Intelligent Resource Adaptation for Diversified Service Requirements in Industrial IoT
Weiting Zhang, Yi-Qian He, Tao Zhang, Chenhao Ying, Jiawen Kang
Abstract
In this paper, we investigate the problem of resource adaptation for diversified service requirements in the industrial Internet of things (IIoT). An intelligent resource adaptation scheme is designed to integrate scheduling of computing and networking resources, and make task offloading decisions, thereby satisfying the diversified requirements within IIoT. To provide the necessary integrating resource support for different requirements, we first introduce a cloud-edge-end collaborative IIoT architecture that leverages rich resources and global coverage of cloud computing, combined with the real-time processing capabilities and low network resource consumption of edge and local computing.
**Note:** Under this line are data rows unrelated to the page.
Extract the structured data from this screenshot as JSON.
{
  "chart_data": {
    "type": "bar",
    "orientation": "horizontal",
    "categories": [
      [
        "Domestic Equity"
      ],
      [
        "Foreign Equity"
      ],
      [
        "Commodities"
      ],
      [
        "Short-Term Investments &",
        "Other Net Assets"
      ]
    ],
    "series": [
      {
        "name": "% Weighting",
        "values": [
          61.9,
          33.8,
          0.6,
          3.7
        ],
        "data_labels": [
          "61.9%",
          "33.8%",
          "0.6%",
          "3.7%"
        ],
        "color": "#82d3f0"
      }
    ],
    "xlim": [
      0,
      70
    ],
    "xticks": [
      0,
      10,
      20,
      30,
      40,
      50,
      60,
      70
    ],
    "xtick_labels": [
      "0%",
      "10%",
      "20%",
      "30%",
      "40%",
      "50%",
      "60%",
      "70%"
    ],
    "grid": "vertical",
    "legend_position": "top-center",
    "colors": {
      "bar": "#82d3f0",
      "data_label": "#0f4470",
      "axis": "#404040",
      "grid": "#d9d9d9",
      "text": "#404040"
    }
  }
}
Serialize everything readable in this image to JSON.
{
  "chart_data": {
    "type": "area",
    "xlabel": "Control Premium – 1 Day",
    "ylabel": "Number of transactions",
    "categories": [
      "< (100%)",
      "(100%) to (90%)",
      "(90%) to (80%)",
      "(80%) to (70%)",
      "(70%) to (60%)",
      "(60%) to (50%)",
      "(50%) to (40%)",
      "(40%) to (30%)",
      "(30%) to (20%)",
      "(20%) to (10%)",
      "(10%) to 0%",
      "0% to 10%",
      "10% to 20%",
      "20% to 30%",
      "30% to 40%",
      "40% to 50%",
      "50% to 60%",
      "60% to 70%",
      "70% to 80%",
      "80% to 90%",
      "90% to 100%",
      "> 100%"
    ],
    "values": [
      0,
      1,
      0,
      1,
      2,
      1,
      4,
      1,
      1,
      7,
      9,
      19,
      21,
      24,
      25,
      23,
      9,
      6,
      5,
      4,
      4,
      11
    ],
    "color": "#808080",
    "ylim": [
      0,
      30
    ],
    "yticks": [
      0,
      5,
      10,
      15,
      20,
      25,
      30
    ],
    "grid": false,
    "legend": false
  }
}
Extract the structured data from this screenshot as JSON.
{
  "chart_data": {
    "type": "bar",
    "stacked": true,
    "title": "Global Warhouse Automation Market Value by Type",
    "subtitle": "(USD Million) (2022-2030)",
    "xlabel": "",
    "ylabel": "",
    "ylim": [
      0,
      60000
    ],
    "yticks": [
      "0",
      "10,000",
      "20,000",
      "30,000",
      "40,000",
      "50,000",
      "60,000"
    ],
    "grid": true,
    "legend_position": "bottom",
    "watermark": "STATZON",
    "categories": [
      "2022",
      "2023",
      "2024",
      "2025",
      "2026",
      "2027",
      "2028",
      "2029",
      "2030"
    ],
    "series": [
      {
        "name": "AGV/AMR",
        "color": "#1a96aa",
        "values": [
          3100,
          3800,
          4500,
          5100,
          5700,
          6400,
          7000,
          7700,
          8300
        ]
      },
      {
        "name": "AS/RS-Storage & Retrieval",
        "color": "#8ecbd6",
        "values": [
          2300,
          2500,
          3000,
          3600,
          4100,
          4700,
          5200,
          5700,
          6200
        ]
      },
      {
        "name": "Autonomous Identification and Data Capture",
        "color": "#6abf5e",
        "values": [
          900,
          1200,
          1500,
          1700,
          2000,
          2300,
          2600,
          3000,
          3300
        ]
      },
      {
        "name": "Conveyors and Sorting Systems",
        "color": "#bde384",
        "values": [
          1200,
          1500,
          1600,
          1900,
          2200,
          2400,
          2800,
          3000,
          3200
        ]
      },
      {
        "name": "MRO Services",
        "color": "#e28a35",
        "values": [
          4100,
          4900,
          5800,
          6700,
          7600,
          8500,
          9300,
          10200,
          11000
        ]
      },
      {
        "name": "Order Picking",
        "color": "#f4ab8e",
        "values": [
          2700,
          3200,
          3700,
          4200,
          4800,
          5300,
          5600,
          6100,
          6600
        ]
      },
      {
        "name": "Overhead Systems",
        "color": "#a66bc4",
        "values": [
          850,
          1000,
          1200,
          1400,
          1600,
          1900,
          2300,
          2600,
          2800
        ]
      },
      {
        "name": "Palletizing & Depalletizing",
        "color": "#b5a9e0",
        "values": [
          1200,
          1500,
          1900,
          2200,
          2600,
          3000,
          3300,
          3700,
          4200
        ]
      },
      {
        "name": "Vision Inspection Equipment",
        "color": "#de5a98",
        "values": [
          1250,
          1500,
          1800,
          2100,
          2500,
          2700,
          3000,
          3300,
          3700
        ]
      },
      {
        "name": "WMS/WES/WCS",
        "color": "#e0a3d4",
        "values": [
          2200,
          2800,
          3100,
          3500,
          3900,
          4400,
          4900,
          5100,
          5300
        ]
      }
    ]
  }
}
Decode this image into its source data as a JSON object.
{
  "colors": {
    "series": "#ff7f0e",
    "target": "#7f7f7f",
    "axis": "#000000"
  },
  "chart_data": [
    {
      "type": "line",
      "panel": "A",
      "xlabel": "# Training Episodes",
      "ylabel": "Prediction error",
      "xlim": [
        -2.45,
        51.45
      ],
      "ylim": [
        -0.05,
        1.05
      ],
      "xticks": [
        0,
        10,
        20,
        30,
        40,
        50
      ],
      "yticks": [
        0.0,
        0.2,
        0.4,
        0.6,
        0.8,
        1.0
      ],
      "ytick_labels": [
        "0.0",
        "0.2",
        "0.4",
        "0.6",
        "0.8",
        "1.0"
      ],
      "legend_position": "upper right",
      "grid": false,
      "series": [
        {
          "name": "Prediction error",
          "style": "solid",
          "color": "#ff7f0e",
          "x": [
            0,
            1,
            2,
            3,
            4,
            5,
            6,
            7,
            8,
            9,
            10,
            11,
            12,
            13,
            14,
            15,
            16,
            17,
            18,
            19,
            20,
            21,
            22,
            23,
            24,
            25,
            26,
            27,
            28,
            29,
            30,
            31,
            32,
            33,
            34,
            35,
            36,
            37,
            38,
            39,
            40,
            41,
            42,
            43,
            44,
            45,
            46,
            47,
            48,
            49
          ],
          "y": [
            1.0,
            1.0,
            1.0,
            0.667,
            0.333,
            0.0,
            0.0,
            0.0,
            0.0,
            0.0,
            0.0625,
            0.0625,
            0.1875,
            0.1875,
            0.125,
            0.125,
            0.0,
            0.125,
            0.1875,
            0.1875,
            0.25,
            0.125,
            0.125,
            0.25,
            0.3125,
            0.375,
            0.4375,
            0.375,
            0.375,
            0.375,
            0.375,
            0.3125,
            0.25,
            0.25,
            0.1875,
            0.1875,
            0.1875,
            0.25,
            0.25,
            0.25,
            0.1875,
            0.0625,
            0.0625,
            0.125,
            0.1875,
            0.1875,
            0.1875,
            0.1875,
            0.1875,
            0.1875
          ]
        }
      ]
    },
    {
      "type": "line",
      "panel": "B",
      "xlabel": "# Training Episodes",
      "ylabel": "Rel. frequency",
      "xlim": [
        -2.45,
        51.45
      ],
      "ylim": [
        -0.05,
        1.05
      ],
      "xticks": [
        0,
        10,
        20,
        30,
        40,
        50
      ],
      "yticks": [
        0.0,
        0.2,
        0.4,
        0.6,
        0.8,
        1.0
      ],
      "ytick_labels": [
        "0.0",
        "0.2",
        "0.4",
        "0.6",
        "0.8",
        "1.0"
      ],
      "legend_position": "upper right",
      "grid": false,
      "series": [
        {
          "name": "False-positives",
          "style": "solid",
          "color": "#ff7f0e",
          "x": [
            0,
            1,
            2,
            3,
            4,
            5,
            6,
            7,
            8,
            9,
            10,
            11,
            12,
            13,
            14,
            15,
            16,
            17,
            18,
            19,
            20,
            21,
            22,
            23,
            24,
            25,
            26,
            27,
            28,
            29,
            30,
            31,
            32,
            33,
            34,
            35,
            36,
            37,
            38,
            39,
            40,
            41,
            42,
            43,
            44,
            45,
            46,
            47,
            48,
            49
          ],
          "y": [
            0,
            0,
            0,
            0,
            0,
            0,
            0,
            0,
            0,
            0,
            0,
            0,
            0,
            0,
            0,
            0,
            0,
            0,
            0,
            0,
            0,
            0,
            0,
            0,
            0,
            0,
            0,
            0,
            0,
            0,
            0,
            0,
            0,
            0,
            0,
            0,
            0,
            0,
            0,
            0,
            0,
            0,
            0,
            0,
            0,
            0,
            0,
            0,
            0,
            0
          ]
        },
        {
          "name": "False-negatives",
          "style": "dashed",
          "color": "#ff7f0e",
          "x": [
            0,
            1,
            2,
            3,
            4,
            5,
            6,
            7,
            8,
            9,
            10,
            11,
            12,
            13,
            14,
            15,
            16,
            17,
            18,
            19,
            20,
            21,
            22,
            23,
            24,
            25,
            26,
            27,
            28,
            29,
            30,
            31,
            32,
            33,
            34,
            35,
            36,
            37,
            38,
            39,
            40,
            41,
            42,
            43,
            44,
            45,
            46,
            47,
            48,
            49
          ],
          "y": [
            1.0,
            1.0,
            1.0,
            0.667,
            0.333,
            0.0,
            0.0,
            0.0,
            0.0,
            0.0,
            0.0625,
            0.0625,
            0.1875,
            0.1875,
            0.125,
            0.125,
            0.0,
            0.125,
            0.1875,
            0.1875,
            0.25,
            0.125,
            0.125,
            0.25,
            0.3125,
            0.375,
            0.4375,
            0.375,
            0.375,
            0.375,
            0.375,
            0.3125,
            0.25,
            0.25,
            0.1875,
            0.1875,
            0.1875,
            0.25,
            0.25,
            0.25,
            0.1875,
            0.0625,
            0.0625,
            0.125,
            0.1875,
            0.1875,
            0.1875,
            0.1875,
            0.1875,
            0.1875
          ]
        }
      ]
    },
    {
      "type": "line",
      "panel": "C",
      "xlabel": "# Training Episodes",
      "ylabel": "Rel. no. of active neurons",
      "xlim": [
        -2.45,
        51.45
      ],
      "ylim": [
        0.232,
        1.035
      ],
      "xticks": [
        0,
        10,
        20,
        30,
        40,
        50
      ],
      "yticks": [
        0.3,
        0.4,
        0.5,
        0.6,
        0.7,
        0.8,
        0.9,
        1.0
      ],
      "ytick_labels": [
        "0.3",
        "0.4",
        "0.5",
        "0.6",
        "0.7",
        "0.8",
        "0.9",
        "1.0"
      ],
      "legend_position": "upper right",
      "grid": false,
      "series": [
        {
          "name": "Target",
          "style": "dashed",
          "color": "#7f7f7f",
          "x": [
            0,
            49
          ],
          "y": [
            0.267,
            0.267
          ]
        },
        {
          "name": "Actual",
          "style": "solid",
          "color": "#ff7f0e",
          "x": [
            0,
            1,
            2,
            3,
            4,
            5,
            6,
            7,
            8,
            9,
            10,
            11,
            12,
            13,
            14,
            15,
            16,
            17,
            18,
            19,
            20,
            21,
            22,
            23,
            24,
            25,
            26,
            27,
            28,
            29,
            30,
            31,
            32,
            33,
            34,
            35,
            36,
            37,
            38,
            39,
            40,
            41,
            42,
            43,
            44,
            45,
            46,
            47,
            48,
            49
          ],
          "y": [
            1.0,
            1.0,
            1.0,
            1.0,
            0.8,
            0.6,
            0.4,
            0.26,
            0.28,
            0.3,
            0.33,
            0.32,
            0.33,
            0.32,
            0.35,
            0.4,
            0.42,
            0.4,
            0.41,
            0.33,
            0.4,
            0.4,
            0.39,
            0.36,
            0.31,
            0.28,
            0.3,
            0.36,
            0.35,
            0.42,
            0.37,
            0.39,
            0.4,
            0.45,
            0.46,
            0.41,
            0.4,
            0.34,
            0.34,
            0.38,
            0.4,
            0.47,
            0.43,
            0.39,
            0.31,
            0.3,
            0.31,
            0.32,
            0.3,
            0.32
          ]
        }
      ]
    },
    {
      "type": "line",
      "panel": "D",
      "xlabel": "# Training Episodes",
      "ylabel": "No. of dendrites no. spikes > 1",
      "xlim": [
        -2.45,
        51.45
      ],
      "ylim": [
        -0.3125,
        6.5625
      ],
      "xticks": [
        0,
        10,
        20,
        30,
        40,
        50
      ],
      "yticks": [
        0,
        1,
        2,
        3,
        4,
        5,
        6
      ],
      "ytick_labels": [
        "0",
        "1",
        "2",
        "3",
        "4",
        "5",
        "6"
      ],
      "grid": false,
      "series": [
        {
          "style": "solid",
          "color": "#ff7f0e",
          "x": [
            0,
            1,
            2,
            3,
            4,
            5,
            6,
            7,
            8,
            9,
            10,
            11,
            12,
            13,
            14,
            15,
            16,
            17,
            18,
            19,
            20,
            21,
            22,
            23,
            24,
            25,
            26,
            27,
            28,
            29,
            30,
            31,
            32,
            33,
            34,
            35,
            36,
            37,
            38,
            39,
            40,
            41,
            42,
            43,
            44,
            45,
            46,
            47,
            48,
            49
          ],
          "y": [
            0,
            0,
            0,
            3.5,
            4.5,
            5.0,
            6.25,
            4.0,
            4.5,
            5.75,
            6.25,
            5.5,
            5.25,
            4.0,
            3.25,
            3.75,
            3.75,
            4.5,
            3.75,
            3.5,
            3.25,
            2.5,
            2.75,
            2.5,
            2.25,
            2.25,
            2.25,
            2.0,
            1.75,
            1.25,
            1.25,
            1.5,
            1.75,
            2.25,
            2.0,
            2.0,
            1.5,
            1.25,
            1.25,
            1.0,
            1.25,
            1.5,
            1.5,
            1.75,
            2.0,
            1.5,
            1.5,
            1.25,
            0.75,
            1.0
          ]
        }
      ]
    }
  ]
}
To obtain an optimal resource adaptation strategy, we formulate an optimization problem with the objective of maximizing the system’s long-term key quality indicator (KQI). Due to the coupled constraints among resource adaptation decisions, it is difficult to solve this problem directly. Additionally, diversified service requirements and dynamic network conditions of IIoT increase the complexity of finding solutions. Thus, we reformulate the formulated problem as a joint optimization problem involving task offloading and resource allocation. Then, we transform the joint optimization problem into a Markov decision process (MDP) and propose a KQI-oriented deep reinforcement learning (DRL)-based algorithm for task offloading and integrated resource scheduling (KODDQN). This algorithm intelligently handles the diversified service requirements by sensing key information, such as the state of computing and networking resources within the IIoT. Extensive simulation results show that the proposed scheme can improve the system’s long-term KQI by 2% compared to classical DDQN-based schemes.